In de fysische kosmologie is de zogeheten 'Big Bang' (in het Nederlands gekend als de 'oerknal') een wetenschappelijke theorie die beschrijft hoe het universum ontstond uit een enorme dichte en hete vorm, ongeveer 13.7 miljard jaar geleden. Deze theorie is gebaseerd op de waarnemingen die onder andere de uitzetting van de ruimte aantonen, en werd ook aangetoond door de Hubble roodverschuiving van verafgelegen sterrenstelsels. Geëxtrapoleerd uit het verleden tonen deze observaties aan dat het universum zich uitzette vanuit een vorm waarin alle materie en energie van het universum omvatte en extreem heet en dicht was. Fysici zijn het er echter niet over eens wat hiervoor gebeurde, alhoewel de algemene relativiteitstheorie een gravitationele bijzonderheid voorspelt.

De term 'Big Bang' refereert naar een punt in de tijd wanneer de geobserveerde uitzetting van het heelal (zie de wet van Hubble) begon, dit is ongeveer 13,7 miljard jaar geleden. In een meer algemene betekenis refereert het naar de kosmologische hypotheses die de oorsprong en expansie van het universum verklaren, net zoals de samenstelling van de fundamentele materie doorheen nucleosynthese zoals voorspeld door de Alpher-Bethe-Gamow theorie. Van dit model uitgaande kon George Gamow in 1948, op zijn minst kwalitatief, het bestaan van de kosmische achtergrondstraling voorspellen. Deze werd dan ook ontdekt in het jaar 1964 waarmee het de Big Bang theorie bevestigde en een serieuze klap toediende aan zijn rivaal, de 'steady-state' theorie waarin het heelal oneindig statisch is.

Geschiedenis van de Big Bang theorie

De Big Bang theorie of oerknaltheorie is ontwikkeld uit observaties van de structuur van het universum en theoretische veronderstellingen. Observationeel was bepaald dat de meeste spiraalnevels zich van de Aarde weg bewogen, maar diegene die observeerden waren niet op de hoogte van de kosmische implicaties, noch dat de veronderstelde nevels eigenlijk sterrenstelsels waren buiten onze eigen melkweg. In 1927 deed de Belgische priester Georges Lemaître een opmerkelijke ontdekking. Hij haalde de Friedmann-Lemaître-Robertson vergelijkingen uit de vergelijkingen van Albert Einsteins algemene relativiteitstheorie en stelde voor dat, op basis van de recessie van een spiraalnevel, het universum begon met een explosie van een "primitieve atoom" wat later de 'oerknal' of 'Big Bang' werd genoemd.

In 1929 zorgde Edwin Hubble voor een obervationele basis voor de theorie van Lemaître.
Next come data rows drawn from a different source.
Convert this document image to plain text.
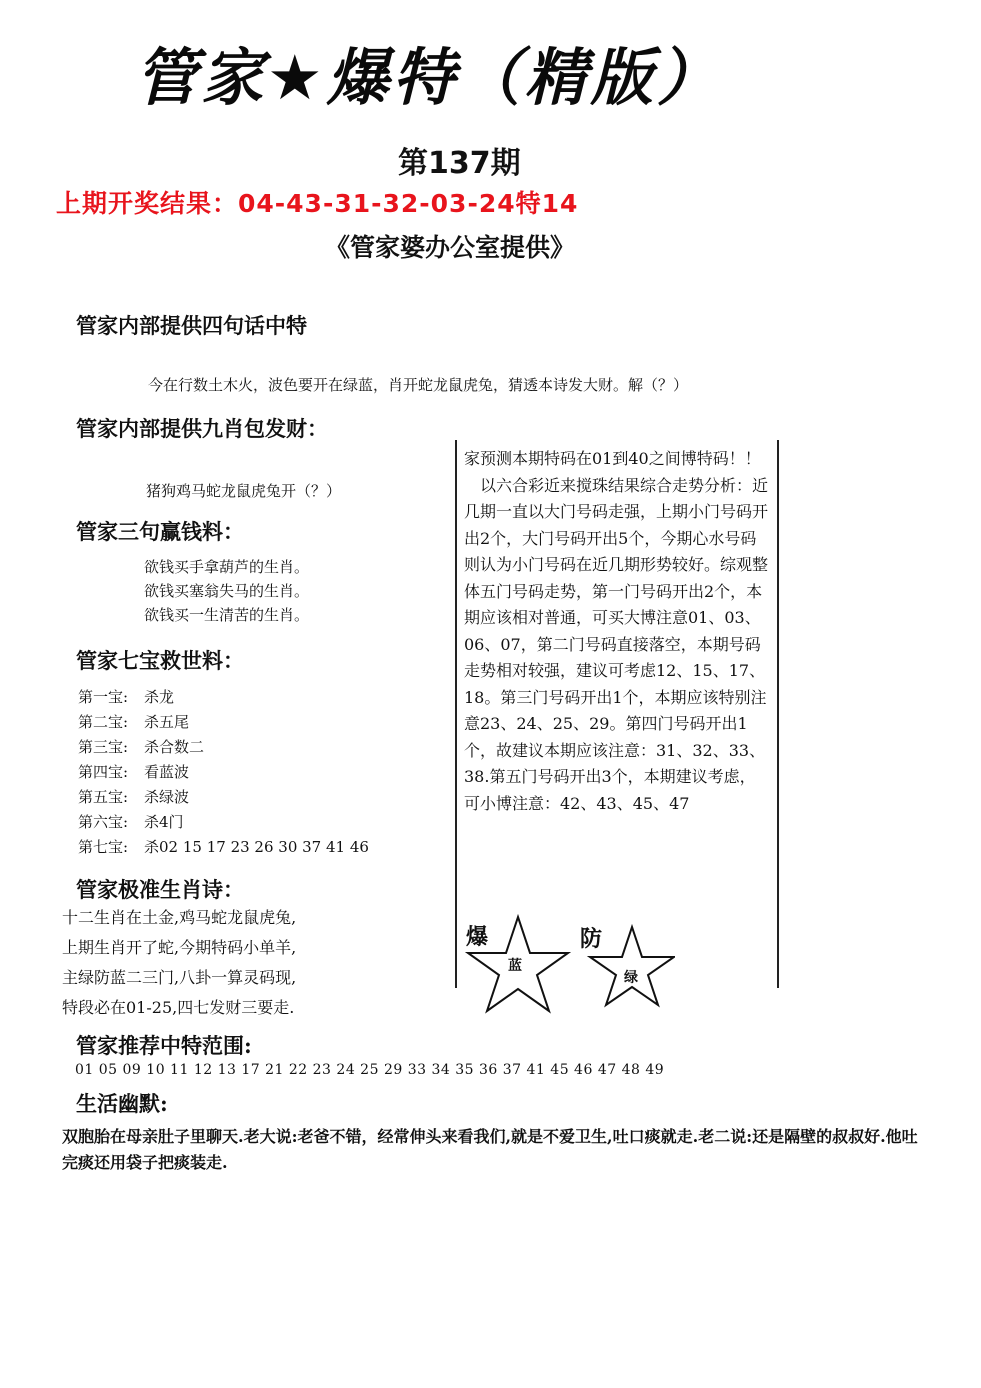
管家★爆特（精版）
第137期
上期开奖结果：04-43-31-32-03-24特14
《管家婆办公室提供》
管家内部提供四句话中特
今在行数土木火，波色要开在绿蓝，肖开蛇龙鼠虎兔，猜透本诗发大财。解（？）
管家内部提供九肖包发财：
猪狗鸡马蛇龙鼠虎兔开（？）
管家三句赢钱料：
欲钱买手拿葫芦的生肖。
欲钱买塞翁失马的生肖。
欲钱买一生清苦的生肖。
管家七宝救世料：
第一宝: 杀龙
第二宝: 杀五尾
第三宝: 杀合数二
第四宝: 看蓝波
第五宝: 杀绿波
第六宝: 杀4门
第七宝: 杀02 15 17 23 26 30 37 41 46
管家极准生肖诗：
十二生肖在土金,鸡马蛇龙鼠虎兔,
上期生肖开了蛇,今期特码小单羊,
主绿防蓝二三门,八卦一算灵码现,
特段必在01-25,四七发财三要走.
家预测本期特码在01到40之间博特码！！
　以六合彩近来搅珠结果综合走势分析：近几期一直以大门号码走强，上期小门号码开出2个，大门号码开出5个，今期心水号码则认为小门号码在近几期形势较好。综观整体五门号码走势，第一门号码开出2个，本期应该相对普通，可买大博注意01、03、06、07，第二门号码直接落空，本期号码走势相对较强，建议可考虑12、15、17、18。第三门号码开出1个，本期应该特别注意23、24、25、29。第四门号码开出1个，故建议本期应该注意：31、32、33、38.第五门号码开出3个，本期建议考虑，可小博注意：42、43、45、47
爆
蓝
防
绿
管家推荐中特范围:
01 05 09 10 11 12 13 17 21 22 23 24 25 29 33 34 35 36 37 41 45 46 47 48 49
生活幽默:
双胞胎在母亲肚子里聊天.老大说:老爸不错，经常伸头来看我们,就是不爱卫生,吐口痰就走.老二说:还是隔壁的叔叔好.他吐完痰还用袋子把痰装走.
Hij ontdekte dat, gezien vanaf de Aarde, licht van andere sterrenstelsel een roodverschuiving ondergaan in rechtstreekse verhouding met hun afstand van de Aarde. Dit feit staat gekend als de wet van Hubble.Het kosmische principe waarin het universum, wanneer dit bekeken wordt vanaf een grote schaal, geen aangewezen richting of plaats heeft, Hubble's wet stelde voor dat het universum uitzette en dus tegen het scenario van Albert Einsteins statische heelal inging. Dit idee stond open voor twee tegenstrijdige mogelijkheden. De ene was de Big Bang theorie van Lemaître, ontwikkeld door George Gamow en de andere mogelijkheid was de theorie van Fred Hoyle die het statische heelal voorstelde. In die theorie van het statische heelal wordt nieuwe materie aangemaakt wanneer sterrenstelsels zich van elkaar weg bewegen en het universum zelden op het zelfde punt in de tijd begeven. Eigenlijk was het Hoyle die met de naam van Lemaîtres theorie opkwam, die het sarcastisch het 'Big Bang idee' heette tijdens een uitzending op 28 maart 1959 door het BBC third Program. Hoyle herhaalde de term verder in uitzendingen begin 1950 als deel van een serie van vijf lezingen over 'The Nature of Things'. De tekst van elke lectuur werd gepubliceerd in The Listener een week na de uitzending en was de eerste maal dat de term 'Big Bang' afgedrukt werd. Naast de twee populaire modellen die gebruikt werden om Hubble's waarnemingen te verklaren waren er ook andere theorieën. Sommige van deze alternatieven omvatten het Milne model, Richard Tolmans oscillerende universum en Fritz Zwicky's tired light hypothese.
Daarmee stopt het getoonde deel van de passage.